I manage a firm that hosts environments for around 500 clients, each needing Production, Staging, Dev, and Test setups. Currently, about 40% of our workloads run on Azure, and we aim to ramp that up to 90% in the future. However, our Staging, Dev, and Test subscriptions in Azure aren't set as Dev/Test environments, which means we're incurring full Production costs for these resources. A previous IT Manager insisted on this setup, claiming that even though they aren't live environments for clients, they are treated as Production by us since we charge clients for using them. These environments are strictly for development and testing purposes and do not handle actual Production data. Has anyone encountered a similar situation, and is that manager's statement valid?
4 Answers
That makes sense because you're essentially using those as staging environments. Maybe you could explore analyzing your deployment processes and infrastructure to cut costs. Also, think about whether every client really needs their own Dev environment or if you can consolidate things to save some cash.
Your comment touches on a critical point. The way you frame how these environments are used matters in terms of costs and SLAs. You should also consider that if there’s an outage on a ‘dev’ subscription, your customers could be severely impacted without any support from Microsoft.
Yep, totally agree! It’s really about managing risk along with costs. Better to be safe and stick with Production settings in this case.

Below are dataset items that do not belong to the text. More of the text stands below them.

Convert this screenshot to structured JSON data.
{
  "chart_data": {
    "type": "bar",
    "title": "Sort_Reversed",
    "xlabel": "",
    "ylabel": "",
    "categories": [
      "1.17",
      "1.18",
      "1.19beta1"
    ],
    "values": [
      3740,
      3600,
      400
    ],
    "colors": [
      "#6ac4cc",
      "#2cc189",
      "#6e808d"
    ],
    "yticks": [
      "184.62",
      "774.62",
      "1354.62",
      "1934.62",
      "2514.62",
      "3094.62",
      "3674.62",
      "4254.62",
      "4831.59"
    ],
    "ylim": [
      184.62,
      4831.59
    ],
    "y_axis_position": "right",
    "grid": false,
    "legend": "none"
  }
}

It's a tricky question. In my experience, those resources could be considered Production, especially since they impact service delivery. If they go down, it might breach your service contracts. It’s really up to your management to finalize this, but it certainly feels like they should be treated with that level of importance.
That's a good point! I see how they directly impact our service to clients, which might support the idea that we should keep them as Production resources.
One thing that helped us include cost awareness from the start was implementing automated anomaly detection. This way, you can catch unexpected cost spikes before they turn into a big issue. Make sure stakeholders get regular reports—this keeps everyone accountable for their spending without bogging down DevOps.
That sounds like a great approach! I think getting everyone on the same page about costs will be really beneficial for us moving forward.

Exactly! It’s great that you're looking into this now. We’ve been trying to streamline our environment management too, and those savings can add up quickly.